- The USD/CHF is under intense sales pressure on Monday in the middle of a combination of factors.
- Uncertainties related to commerce weigh on the feeling of investors and benefit the CHF of safe refuge.
- The fears of recession in the US and the most aggressive rate cuts of the Fed weigh on the US dollar.
The USD/CHF torque attracts strong sales at the beginning of a new week and collapses at levels just below 0.8000, or the lowest since January 2015 during the first half of the European session. The fall confirms a new break through a negotiation range support of a week of seniority and suggests that the road of lower resistance for cash prices is down.
The severe nature of the international commercial policies of US President Donald Trump continues to weigh on the feeling of investors, which is evident in the underlying bearish tone in the markets of shares and supports the Swiss Franco (CHF) of sure refuge. This, together with an American dollar (USD) in general weakest, exerts downward pressure on the USD/CHF torque for the second consecutive day on Monday.
Trump Rate announcements have affected confidence in the world’s largest economy and have increased the possibility of a recession in the USA. lower since April 2022.
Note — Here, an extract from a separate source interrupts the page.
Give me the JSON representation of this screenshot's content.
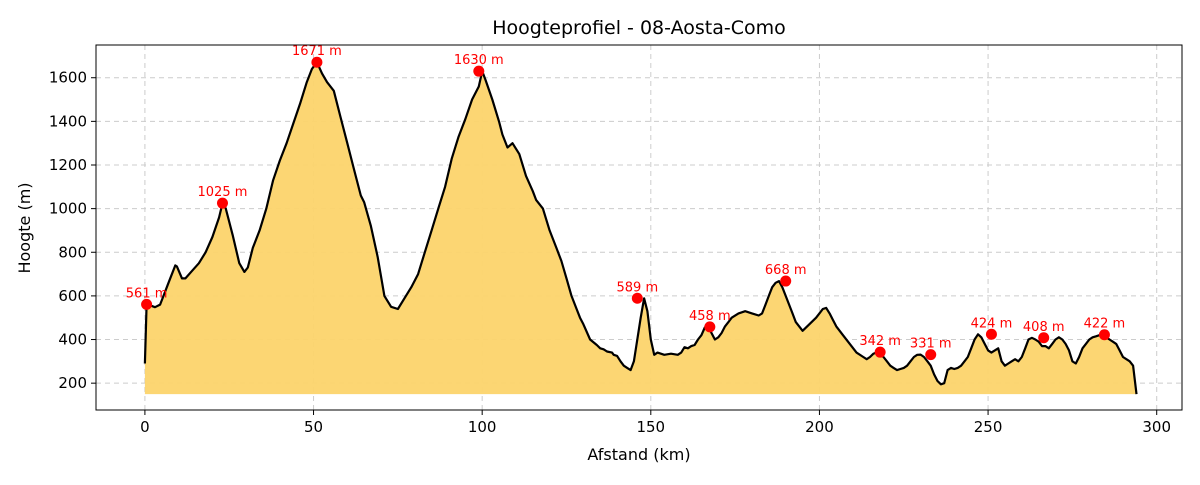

The USD bulls, meanwhile, seem little impressed by the hard line comments of the president of the FED, Jerome Powell, last week, who said that the Central Bank is well positioned to wait more clarity before making any change in the position of the policy. In the absence of any relevant macroeconomic publication of the US, the fundamental background favors the USD bassists and supports the perspectives of greater depreciation of the USD/CHF torque.
FAQS tariffs
Although tariffs and taxes generate government income to finance public goods and services, they have several distinctions. Tariffs are paid in advance in the entrance port, while taxes are paid at the time of purchase. Taxes are imposed on individual taxpayers and companies, while tariffs are paid by importers.
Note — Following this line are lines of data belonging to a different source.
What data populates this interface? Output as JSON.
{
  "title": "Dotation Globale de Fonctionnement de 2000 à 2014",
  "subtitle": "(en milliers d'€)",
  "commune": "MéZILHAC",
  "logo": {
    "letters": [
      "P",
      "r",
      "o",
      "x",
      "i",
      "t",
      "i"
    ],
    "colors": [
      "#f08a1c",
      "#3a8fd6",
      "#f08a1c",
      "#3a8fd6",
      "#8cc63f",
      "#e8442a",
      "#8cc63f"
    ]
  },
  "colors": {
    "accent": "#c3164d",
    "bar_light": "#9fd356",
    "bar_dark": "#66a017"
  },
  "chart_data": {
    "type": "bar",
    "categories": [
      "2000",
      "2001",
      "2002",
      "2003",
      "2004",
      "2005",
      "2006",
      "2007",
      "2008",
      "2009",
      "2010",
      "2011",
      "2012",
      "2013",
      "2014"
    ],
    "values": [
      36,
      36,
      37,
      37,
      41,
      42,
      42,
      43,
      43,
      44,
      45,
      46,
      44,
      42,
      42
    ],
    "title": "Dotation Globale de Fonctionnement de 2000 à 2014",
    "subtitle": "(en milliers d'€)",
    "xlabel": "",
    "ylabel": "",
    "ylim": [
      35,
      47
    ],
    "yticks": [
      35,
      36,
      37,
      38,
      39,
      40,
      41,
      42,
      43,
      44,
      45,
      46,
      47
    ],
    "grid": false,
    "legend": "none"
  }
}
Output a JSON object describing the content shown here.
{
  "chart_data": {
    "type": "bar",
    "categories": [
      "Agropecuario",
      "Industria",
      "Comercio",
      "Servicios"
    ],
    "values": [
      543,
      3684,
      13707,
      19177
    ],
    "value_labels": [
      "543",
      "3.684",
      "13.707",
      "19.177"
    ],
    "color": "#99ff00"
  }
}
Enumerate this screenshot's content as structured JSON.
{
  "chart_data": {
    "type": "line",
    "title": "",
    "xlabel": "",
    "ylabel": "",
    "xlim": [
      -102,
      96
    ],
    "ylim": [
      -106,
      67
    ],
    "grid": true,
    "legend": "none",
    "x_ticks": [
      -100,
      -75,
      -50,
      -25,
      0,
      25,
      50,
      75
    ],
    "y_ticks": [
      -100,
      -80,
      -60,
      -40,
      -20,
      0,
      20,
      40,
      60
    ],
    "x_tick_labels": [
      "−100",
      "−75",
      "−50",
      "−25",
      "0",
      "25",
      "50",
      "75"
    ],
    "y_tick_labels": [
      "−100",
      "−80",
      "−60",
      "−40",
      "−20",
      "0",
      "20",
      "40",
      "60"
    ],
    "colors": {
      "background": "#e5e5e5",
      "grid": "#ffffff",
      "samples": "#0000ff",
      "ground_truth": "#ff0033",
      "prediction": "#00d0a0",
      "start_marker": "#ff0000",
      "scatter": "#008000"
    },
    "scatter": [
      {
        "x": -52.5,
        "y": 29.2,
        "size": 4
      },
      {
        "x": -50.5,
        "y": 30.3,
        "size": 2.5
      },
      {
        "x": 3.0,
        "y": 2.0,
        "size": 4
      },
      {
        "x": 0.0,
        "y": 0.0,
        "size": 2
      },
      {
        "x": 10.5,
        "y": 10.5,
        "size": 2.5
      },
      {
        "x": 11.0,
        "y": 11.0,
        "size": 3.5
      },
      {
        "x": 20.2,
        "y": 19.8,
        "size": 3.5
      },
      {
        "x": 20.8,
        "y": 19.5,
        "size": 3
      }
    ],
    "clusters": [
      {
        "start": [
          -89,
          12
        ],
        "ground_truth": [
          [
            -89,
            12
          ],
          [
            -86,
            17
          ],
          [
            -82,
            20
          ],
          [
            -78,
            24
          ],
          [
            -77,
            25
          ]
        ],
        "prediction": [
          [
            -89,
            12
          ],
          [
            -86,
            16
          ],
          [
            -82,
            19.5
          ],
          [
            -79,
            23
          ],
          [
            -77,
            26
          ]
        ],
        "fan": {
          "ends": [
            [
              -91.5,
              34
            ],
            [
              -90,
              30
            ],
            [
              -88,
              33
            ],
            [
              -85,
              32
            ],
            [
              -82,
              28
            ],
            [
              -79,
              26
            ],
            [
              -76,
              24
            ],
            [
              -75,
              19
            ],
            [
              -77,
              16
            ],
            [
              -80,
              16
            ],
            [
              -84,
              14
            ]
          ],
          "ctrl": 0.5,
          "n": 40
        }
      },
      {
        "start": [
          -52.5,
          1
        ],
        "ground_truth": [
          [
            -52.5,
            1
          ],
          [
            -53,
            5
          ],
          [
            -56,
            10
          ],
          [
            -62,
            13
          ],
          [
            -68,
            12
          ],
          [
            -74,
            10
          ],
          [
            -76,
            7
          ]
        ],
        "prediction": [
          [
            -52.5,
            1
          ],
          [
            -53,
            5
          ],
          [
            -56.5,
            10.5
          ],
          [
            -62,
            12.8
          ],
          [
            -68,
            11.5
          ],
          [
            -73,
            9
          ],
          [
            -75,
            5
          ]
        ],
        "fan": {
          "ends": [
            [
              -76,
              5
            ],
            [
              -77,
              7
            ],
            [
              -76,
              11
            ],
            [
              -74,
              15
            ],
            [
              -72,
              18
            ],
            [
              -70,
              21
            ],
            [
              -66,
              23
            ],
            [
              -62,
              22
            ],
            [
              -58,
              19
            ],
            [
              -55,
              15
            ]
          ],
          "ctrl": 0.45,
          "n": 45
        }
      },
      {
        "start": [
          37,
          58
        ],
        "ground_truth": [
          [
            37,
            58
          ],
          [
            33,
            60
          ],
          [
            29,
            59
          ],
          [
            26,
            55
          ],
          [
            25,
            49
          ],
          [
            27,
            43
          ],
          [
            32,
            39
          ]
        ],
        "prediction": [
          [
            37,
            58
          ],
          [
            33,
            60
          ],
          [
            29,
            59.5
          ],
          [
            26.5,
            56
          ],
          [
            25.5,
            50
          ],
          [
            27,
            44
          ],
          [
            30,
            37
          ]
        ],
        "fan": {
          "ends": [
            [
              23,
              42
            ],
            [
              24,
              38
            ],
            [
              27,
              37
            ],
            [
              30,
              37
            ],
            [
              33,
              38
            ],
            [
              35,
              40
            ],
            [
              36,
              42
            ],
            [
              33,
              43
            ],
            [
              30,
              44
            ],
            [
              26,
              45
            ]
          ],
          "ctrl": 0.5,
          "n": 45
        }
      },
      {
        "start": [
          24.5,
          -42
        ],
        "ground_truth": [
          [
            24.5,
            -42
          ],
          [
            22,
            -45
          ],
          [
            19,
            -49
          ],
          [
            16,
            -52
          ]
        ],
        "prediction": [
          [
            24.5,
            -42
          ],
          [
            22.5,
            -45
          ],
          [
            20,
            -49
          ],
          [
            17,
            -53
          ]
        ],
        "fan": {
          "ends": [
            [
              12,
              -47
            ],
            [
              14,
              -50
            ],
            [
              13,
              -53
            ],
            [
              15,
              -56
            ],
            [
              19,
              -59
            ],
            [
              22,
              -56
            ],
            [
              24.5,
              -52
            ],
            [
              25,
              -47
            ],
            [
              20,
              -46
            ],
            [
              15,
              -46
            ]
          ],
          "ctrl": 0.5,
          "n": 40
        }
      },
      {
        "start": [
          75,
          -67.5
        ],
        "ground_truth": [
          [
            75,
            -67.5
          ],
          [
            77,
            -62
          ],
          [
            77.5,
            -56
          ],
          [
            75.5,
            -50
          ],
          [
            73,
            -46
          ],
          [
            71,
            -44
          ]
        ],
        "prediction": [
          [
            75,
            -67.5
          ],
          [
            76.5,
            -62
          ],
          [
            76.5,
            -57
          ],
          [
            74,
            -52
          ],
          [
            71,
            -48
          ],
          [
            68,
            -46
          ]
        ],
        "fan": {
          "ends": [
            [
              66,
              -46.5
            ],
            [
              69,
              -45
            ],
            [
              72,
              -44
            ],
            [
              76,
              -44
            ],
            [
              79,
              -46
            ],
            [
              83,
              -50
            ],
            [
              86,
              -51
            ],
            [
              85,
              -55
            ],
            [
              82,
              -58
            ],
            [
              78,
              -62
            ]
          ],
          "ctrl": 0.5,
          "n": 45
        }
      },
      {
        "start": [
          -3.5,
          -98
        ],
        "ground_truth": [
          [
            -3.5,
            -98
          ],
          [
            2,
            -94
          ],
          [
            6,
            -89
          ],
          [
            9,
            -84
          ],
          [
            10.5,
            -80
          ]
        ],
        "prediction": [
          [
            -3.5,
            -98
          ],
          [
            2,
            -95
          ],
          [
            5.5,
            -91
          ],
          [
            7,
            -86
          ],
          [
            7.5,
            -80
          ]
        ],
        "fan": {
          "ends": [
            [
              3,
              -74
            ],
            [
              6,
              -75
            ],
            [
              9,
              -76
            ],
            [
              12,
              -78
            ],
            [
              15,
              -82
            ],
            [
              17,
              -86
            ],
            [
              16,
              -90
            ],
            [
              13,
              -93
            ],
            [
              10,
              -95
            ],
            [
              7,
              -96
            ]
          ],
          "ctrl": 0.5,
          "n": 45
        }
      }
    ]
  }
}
There are two schools of thought among economists regarding the use of tariffs. While some argue that tariffs are necessary to protect national industries and address commercial imbalances, others see them as a harmful tool that could potentially increase long -term prices and bring to a harmful commercial war by promoting reciprocal tariffs.
During the election campaign for the presidential elections of November 2024, Donald Trump made it clear that he intends to use tariffs to support the US economy. In 2024, Mexico, China and Canada represented 42% of the total US imports in this period, Mexico stood out as the main exporter with 466.6 billion dollars, according to the US Census Office, therefore, Trump wants to focus on these three nations by imposing tariffs. It also plans to use the income generated through tariffs to reduce personal income taxes.
Source: Fx Street

I am Joshua Winder, a senior-level journalist and editor at World Stock Market. I specialize in covering news related to the stock market and economic trends. With more than 8 years of experience in this field, I have become an expert in financial reporting.